The petition must therefore be dismissed.
(2) On November 29, 2016, Harmon pled guilty to Murder in the Second
Degree, as a lesser included offense of Murder in the First Degree, and Possession
of a Firearm During the Commission of a Felony. On February 28, 2017, Harmon
was sentenced to fifty years of Level V incarceration, suspended after thirty years
for decreasing levels of supervision. Harmon did not file a direct appeal.
(3) On August 7, 2017, Harmon filed motions for postconviction relief and
appointment of counsel. On December 20, 2017, the Superior Court denied
Harmon’s motion for appointment of counsel and referred his motion for
postconviction relief to a Superior Court Commissioner. On January 23, 2018,
Harmon filed a petition for a writ of mandamus in this Court. He asks this Court to
direct the Superior Court to reverse its ruling and grant his motion for appointment
of counsel.
(4) A writ of mandamus will only issue if the petitioner can show: (i) a
clear right to the performance of a duty; (ii) that no other adequate remedy is
available; and (iii) the Superior Court has arbitrarily failed or refused to perform its
duty.1 “[I]n the absence of a clear showing of an arbitrary refusal or failure to act,
this Court will not issue a writ of mandamus to compel a trial court to perform a
particular judicial function, to decide a matter in a particular way, or to dictate the
control of its docket.”2 A petitioner who has an adequate remedy in the appellate
process may not use the extraordinary writ process as a substitute for a properly filed
appeal.3
1
In re Bordley, 545 A.2d 619, 620 (Del. 1988).
2
Id.
3
In re Noble, 2014 WL 5823030, at *1 (Del. Nov. 6, 2014); Matushefske v. Herlihy, 214 A.2d
883, 885 (Del. 1965).
2
(5) Harmon has not satisfied any of the criteria for issuance of a writ of
mandamus. Under Superior Court Criminal Rule 61(e)(3), the Superior Court may,
but is not required, to appoint postconviction counsel for a defendant who pleads
guilty.4 Contrary to Harmon’s contentions, Martinez v. Ryan5 “does not stand for
the proposition that an indigent defendant has a constitutional right to counsel in a
first postconviction proceeding.”6 Harmon has not shown that the Superior Court
arbitrarily failed or refused to perform a duty owed to him. Harmon has also failed
to show a lack of adequate remedy.

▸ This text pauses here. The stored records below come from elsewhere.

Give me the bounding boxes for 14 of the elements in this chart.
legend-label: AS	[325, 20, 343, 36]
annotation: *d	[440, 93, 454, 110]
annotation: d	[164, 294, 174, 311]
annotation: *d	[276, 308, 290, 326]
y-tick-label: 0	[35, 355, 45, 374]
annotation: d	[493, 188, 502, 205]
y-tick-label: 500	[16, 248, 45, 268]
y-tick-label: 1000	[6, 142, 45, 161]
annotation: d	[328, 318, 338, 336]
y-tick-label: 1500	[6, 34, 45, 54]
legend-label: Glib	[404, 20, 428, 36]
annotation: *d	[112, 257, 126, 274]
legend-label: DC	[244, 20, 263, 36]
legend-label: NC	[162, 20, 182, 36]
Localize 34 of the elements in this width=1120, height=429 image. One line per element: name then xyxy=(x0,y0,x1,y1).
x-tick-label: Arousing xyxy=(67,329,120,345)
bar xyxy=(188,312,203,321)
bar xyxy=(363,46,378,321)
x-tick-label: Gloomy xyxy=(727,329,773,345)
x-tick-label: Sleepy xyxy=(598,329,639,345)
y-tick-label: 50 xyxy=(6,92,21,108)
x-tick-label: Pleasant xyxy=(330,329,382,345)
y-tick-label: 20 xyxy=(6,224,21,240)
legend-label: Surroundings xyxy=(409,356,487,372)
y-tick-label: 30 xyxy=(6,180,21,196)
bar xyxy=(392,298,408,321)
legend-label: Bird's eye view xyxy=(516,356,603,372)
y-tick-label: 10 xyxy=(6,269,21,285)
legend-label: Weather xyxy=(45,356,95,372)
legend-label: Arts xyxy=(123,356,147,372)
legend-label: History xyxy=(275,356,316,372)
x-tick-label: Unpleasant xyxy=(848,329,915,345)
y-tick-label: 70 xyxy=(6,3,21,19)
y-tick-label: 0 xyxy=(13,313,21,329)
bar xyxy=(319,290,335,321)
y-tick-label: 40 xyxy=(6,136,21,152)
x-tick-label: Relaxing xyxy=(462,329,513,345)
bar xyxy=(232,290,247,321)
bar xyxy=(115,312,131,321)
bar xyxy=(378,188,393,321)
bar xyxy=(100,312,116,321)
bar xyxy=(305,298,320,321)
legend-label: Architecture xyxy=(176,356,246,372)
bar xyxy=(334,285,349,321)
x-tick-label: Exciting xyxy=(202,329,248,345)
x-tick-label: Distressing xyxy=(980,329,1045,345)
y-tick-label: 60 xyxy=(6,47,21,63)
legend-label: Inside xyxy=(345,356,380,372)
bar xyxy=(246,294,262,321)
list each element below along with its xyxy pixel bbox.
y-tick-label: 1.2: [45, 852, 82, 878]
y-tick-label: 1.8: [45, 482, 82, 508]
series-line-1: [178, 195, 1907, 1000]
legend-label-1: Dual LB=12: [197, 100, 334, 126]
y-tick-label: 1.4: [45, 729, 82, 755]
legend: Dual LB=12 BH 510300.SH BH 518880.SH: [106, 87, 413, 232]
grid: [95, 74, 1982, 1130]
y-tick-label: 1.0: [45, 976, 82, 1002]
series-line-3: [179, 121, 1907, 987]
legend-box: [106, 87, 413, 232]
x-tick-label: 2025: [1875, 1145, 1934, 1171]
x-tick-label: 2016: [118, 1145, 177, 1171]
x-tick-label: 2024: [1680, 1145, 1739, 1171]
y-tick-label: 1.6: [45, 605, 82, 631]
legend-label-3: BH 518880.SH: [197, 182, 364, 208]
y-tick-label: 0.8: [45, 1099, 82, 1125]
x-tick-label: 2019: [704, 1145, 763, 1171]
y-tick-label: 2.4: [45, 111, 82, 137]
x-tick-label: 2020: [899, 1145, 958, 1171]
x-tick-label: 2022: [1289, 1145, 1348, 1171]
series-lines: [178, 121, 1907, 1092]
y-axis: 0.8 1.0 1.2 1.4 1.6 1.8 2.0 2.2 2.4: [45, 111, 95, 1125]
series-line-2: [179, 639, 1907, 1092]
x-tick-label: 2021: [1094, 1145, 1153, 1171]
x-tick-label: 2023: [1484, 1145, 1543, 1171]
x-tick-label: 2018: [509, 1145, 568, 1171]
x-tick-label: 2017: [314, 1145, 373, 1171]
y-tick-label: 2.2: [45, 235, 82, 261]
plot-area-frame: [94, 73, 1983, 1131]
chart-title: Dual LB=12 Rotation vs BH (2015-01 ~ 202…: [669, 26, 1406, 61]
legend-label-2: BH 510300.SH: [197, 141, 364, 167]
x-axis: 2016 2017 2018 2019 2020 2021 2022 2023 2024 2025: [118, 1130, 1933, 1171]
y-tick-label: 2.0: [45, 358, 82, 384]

If the Superior Court denies Harmon’s motion
for postconviction relief, he can raise the denial of his motion for appointment of
counsel on appeal.
NOW, THEREFORE, IT IS ORDERED that the State’s motion to dismiss is
GRANTED. The petition for the issuance of a writ of mandamus is DISMISSED.
BY THE COURT:
/s/ Gary F. Traynor
Justice
4
Super. Ct. Crim. R. 61(e)(3) (providing the Superior Court may appoint postconviction counsel
for defendant who pled guilty if the Superior Court determines, among other things, that the motion
sets forth a substantial claim of ineffective assistance of counsel in relation to the guilty plea,
granting the motion would result in vacatur of the judgment of conviction, and specific exceptional
circumstances warrant the appointment of counsel).
5
132 S. Ct. 1309 (2012).
6
Bunting v. State, 2015 WL 2147188, at *2 (Del. May 5, 2015).